3.2. Rat Carotid Arterial Interposition Model
The scaffolds demonstrated similarity in inner diameter and wall thickness with the native vessel (Fig. 2). Post-surgical assessment of the anastomoses showed no evidence of leakage. The animals survived with no deficits at all time points, and the grafts demonstrated patency in 1-week and 3-week subjects demonstrated patency prior to explantation.
3.3. Histological Analysis
Both the 1-week and 3-week time points demonstrated deposition of tissue onto the luminal surface, with HE demonstrating nuclei and MTS ruling out collagenous tissue. At both time points,
the IHC did not indicate SMC growth on the scaffold, but indicated some degree of endothelialization on the luminal surface. Notably, the luminal layer at the 3-week time point appeared to be thicker than the endothelial monolayer of the native vessel. Though the 3-week scaffold showed discontinuous endothelialization, the gross appearance of the stain was more consistent with the pattern of the monolayer seen in the native vessel compared to 1-week results. Additionally, organization of nuclei indicated by DAPI staining at 3 weeks is analogous to the native vessel.At the 8-week time point, cellularization was observed on the luminal surface, as well as within the graft wall. Patency was compromised in the scaffolds at 8 weeks prior to explantation. Again, the HE stain and MTS demonstrated that nuclei were deposited onto the vascular lumen in a fashion that was thicker than in the native vessel, and the outermost layer in Scaffold 2 was grossly similar the endothelial monolayer observed in the native tissue. The IHC showed positive expression of both vWF and α-SMA, indicating a developing smooth muscle layer within the scaffold. While the SMCs in the experimental scaffold appeared less organized than those in native tissue, the DAPI-stained nuclei appeared to be more consistent with native organization (Fig. 3).

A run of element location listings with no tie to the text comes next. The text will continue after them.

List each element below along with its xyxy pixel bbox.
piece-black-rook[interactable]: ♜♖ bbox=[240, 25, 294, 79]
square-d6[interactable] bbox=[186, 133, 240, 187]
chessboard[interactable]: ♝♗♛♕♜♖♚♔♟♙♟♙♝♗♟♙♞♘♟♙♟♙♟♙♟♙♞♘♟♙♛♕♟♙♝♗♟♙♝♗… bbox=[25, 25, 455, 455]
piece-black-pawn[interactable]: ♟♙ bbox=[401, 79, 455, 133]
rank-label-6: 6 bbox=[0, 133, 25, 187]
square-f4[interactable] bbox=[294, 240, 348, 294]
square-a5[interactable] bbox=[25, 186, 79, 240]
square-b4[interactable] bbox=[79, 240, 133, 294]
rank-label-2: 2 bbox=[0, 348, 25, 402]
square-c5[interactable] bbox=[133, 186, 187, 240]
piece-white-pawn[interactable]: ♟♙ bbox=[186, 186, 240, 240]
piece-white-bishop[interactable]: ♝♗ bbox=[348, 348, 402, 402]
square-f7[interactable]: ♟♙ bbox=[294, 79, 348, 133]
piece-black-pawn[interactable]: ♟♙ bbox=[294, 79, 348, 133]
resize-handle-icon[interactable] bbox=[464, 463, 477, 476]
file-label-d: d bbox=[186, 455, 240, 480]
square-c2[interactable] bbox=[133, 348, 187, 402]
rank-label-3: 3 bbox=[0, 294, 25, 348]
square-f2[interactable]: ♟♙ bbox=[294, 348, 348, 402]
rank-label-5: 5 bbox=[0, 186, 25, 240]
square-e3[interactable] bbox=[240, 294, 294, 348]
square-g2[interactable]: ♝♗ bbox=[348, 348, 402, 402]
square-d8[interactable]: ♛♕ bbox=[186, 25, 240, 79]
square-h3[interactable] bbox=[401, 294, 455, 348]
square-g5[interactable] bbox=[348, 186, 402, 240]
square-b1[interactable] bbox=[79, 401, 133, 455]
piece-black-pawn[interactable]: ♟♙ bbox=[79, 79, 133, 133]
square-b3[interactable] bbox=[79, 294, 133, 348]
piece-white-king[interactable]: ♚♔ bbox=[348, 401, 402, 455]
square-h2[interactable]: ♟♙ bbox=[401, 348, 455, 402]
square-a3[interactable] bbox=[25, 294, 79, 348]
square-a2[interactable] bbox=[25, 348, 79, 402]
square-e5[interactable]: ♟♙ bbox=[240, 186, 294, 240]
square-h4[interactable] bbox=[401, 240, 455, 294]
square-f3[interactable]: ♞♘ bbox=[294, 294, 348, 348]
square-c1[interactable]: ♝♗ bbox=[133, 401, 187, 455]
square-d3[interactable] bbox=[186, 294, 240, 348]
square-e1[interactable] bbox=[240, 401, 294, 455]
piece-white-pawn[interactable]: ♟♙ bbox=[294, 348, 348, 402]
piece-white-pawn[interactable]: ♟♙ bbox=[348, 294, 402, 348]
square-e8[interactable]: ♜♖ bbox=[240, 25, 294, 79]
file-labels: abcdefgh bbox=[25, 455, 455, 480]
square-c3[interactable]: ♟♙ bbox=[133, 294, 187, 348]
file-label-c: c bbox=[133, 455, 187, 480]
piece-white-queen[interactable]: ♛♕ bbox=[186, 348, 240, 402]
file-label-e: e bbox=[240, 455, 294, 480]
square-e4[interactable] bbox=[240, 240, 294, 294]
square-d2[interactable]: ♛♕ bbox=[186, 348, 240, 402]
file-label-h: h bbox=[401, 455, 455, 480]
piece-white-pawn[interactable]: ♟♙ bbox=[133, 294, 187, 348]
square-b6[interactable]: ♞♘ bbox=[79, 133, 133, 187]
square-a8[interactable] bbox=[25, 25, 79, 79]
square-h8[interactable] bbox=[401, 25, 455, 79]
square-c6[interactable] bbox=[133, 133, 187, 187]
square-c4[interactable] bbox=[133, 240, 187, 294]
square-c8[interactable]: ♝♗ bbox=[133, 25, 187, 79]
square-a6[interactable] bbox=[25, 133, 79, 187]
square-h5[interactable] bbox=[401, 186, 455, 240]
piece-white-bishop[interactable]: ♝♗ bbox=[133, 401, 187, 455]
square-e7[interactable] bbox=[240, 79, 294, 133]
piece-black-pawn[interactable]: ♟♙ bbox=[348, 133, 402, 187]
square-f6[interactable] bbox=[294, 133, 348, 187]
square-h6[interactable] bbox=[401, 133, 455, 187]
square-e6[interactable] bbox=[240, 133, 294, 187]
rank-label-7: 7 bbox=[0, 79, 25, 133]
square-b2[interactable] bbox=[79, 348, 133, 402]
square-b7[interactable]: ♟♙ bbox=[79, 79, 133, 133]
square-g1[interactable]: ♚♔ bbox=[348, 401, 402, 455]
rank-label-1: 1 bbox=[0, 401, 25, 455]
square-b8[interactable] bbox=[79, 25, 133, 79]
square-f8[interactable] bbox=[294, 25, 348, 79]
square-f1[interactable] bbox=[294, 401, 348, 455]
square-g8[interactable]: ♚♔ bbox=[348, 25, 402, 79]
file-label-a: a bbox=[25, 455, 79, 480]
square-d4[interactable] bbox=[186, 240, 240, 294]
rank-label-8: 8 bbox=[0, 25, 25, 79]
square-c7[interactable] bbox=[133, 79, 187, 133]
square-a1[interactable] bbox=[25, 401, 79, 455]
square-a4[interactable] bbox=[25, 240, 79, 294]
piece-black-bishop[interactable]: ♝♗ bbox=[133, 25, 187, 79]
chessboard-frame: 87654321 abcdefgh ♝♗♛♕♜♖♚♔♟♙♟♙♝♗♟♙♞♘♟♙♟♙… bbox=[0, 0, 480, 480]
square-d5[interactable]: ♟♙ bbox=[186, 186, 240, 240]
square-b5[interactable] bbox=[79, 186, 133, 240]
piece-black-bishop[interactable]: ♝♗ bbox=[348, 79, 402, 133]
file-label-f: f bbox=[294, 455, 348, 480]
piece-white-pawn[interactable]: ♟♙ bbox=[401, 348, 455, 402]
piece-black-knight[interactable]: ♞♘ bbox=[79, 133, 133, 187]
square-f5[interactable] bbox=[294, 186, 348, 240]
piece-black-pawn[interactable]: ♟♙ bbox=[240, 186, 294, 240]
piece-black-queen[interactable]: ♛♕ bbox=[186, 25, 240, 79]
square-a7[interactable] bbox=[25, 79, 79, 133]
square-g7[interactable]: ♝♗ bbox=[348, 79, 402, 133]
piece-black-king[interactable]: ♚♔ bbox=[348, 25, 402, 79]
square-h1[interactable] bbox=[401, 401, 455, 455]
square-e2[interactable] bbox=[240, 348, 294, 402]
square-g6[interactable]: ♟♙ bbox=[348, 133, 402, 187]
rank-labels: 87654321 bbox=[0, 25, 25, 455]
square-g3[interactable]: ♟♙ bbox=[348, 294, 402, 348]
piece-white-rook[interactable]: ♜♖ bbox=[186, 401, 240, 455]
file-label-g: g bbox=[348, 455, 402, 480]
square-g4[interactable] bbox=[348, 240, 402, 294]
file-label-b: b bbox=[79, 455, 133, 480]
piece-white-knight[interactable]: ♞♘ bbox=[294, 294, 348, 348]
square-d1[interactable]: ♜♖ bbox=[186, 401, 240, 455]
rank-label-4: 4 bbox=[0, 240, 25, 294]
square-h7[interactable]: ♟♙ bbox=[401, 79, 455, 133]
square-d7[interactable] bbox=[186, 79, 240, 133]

The experiments examining the use of acellular electrospun scaffolds in a rat carotid arterial interposition model suggest the described scaffold fabrication approach, as well as the employed surgical technique, are appropriate for this setting. Furthermore, the time points of 1 week and 3 weeks are suitable for examining the formation of an endothelial monolayer on the surface of the implanted graft. Longer time points will be needed to assess smooth muscle tissue
formation in scaffolds. Most importantly, time points between 3 and 8 weeks will be needed to further investigate the compromise of patency in this model at that time.
This work was supported by the Army, Navy, NIH, Air Force, VA, and Health Affairs to support the AFIRM II effort under Award No. W81XWH-14-2-0003. The U.S. Army Medical Research Acquisition Activity is the awarding and administering acquisition office. Opinions, interpretations, conclusions, and recommendations are those of the author and are not necessarily endorsed by the Department of Defense.